Manchester, Tennessee, might not be a quiet town, but for four days every year, its sound rivals that of major metropolises.
On the opening night of Bonnaroo Music Festival 2016, harmony struck during Michigan-based funk group Vulfpeck’s performance.
Vocalist Antwaun Stanley’s soothing melodies in “Wait for the Moment” left the crowd in awe. As Stanley told the audience to break it down, a 45-foot rainbow parachute decorated with the words “Be Happy” emerged over the crowd.
Ohio State alumnus Ron Holgado co-founded Roochute, a group that deploys parachutes during public events in an effort to promote positivity in all settings. The Roochute is focused on promoting the simplest way to address mental health issues –– with kindness.
The seeds for Roochute were planted during Sacramento alternative-rock band Cake’s performance at Bonnaroo in 2014, but only served a playful purpose and as a spot for much-needed shade from the Tennessee sun.
In 2016, however, Vulfpeck’s performance was the first time Roochute was thrown over the audience during a show, an idea that co-founder of Roochute Patrick Fromuth came up with to pay homage to his college friend Stanley.
Holgado said the idea behind using a parachute stemmed from its ability to promote physical activity, release stress and offer a positive sense of nostalgia that takes people back to their elementary gym classes.

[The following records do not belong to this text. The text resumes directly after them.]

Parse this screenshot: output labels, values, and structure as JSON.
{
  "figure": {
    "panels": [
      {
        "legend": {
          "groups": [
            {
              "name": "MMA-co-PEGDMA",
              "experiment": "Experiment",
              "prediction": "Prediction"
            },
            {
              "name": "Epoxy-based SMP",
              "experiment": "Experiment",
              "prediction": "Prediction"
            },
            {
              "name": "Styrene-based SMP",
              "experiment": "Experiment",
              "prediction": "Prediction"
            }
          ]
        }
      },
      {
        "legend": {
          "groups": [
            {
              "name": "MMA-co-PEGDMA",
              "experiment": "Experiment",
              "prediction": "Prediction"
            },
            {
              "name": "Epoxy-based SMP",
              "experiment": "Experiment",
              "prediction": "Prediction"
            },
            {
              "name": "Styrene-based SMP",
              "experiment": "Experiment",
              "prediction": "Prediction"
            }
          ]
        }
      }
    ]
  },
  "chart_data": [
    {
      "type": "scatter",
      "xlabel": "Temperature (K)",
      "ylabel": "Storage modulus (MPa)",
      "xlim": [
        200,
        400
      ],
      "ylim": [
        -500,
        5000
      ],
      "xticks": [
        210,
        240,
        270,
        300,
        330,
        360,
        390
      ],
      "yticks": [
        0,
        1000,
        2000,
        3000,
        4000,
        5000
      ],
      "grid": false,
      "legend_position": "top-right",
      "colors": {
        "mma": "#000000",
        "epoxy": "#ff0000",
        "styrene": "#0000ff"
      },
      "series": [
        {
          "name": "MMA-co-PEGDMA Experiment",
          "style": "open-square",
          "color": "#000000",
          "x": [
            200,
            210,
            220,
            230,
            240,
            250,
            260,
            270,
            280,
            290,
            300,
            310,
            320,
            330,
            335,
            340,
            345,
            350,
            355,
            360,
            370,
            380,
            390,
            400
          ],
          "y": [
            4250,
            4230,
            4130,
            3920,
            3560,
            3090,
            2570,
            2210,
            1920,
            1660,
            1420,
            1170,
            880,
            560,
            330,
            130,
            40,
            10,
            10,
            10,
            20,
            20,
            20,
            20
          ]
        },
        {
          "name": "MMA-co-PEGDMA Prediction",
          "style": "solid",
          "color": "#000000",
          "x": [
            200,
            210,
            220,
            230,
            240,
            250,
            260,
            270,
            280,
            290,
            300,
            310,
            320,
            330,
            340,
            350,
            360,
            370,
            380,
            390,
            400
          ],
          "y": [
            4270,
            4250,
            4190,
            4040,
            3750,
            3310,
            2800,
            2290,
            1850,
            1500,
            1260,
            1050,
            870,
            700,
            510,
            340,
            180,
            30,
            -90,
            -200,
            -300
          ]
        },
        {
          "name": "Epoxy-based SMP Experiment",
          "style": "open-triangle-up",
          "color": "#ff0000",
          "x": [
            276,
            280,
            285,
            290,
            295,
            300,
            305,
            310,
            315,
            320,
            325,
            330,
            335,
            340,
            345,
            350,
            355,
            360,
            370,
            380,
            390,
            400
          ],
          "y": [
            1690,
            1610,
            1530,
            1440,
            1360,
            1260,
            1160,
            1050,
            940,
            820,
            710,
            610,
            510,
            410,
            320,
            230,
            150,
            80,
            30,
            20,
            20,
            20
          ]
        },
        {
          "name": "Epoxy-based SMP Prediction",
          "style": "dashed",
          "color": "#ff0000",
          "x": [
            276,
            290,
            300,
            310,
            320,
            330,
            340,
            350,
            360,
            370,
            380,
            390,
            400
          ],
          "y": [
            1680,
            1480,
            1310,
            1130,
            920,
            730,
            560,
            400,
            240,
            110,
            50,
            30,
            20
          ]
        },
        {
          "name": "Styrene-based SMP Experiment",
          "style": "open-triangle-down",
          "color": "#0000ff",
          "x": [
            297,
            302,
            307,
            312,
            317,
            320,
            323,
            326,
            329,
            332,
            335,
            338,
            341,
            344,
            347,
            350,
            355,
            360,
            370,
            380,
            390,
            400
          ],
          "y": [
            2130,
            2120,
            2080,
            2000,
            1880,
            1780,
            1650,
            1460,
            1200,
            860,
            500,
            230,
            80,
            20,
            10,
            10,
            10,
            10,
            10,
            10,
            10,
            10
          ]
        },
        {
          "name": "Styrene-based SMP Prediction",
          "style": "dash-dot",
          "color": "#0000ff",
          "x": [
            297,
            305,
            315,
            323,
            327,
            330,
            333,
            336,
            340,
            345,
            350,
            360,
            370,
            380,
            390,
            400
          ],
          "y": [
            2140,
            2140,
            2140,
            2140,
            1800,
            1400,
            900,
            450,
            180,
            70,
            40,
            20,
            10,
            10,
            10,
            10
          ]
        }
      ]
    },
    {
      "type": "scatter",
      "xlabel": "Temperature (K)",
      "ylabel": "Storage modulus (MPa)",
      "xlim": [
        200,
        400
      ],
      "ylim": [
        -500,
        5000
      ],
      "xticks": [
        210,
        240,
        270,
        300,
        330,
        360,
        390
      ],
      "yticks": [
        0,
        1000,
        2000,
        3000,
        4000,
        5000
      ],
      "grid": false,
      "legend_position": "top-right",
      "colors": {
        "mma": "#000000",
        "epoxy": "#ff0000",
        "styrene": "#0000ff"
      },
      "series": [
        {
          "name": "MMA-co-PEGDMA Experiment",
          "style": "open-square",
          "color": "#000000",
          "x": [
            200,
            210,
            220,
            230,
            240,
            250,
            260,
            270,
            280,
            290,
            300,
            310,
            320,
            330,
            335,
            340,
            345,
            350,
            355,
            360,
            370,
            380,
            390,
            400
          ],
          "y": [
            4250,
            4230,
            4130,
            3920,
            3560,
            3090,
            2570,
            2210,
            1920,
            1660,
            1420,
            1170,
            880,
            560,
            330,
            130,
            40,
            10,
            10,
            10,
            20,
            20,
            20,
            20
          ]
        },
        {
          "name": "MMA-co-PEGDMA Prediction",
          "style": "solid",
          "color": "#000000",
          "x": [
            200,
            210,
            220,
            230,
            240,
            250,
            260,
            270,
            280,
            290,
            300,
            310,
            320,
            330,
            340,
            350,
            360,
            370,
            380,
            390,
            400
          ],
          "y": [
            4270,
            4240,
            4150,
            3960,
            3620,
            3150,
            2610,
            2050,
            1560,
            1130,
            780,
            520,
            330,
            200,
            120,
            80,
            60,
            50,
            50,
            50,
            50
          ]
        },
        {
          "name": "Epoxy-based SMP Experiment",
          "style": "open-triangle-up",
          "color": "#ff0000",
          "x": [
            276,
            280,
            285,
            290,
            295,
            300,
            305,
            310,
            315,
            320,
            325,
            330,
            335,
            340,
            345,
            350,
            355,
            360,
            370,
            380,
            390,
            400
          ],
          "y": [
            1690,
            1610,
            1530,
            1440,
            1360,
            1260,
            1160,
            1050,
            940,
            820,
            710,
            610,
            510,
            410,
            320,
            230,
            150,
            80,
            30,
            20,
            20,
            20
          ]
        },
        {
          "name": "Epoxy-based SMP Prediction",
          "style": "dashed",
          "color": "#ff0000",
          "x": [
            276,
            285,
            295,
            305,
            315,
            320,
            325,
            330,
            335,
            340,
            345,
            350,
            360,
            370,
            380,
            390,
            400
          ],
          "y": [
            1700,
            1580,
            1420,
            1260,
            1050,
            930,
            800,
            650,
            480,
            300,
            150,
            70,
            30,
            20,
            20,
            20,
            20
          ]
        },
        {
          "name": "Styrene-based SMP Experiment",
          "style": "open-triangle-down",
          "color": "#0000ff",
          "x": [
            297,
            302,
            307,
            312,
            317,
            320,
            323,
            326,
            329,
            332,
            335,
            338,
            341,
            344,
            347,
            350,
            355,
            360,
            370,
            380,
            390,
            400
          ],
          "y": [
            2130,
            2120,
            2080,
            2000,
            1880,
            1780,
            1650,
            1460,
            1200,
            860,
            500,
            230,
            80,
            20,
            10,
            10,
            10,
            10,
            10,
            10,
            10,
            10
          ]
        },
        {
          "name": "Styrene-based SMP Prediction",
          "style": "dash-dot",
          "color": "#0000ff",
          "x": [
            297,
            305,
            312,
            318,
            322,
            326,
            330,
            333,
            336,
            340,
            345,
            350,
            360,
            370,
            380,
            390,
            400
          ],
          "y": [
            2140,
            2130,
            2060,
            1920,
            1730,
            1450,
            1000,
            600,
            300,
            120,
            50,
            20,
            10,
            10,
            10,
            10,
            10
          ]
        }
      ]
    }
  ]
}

“When we become adults, we forget how to have fun, just pure unadulterated fun,” he said. “It’s always like you have to get smashed on the weekends with friends, or have a drink in order to loosen up. But when was the last time you could let down your guard and let your freak flag fly?”
Through Roochute, Holgado has tried to live a lifestyle that goes hand-in-hand with the theme of Bonnaroo –– “Radiate positivity.”
“One could go to Bonnaroo with nothing on their back, broke as a joke and not even like have any campsite or food. And people would just take care of you,” he said.
Bonnaroo might have been the place where Roochute made its debut, but its inspiration was drawn from Sasquatch Festival, an annual music event held in George, Washington.
A viral video from the festival in 2009 features a man dancing alone, who soon draws a crowd of hundreds that dance along with him. Holgado saw the video in a sociology class at Ohio State, and its meaning inspired him to create Roochute.
Each time he takes the parachute out, Holgado said he keeps that same video in mind, reminding himself to do what makes him happy.
Holgado wanted to use the parachute to raise money for cancer. However, Fromuth wanted to raise mental health awareness instead.
Fromuth saw kindness heal community during his time working at Newtown Kindness –– now the Charlotte Helen Bacon Foundation –– named after Charlotte Bacon, who was killed in the Sandy Hook Elementary School shooting.
In the summer of 2017, Ohio State alumna Hannah Bonacci took a small parachute to Ghana as a part of her foundation’s partnership with Roochute. The foundation promotes economic development and global citizenship through sustainable initiatives that empower women and children in Ghana.
“When we brought it out, they were so excited … they were screaming and happy and jumping around. We played with it for like an hour,” Bonacci said. “It served as an outlet for the children in a positive way.”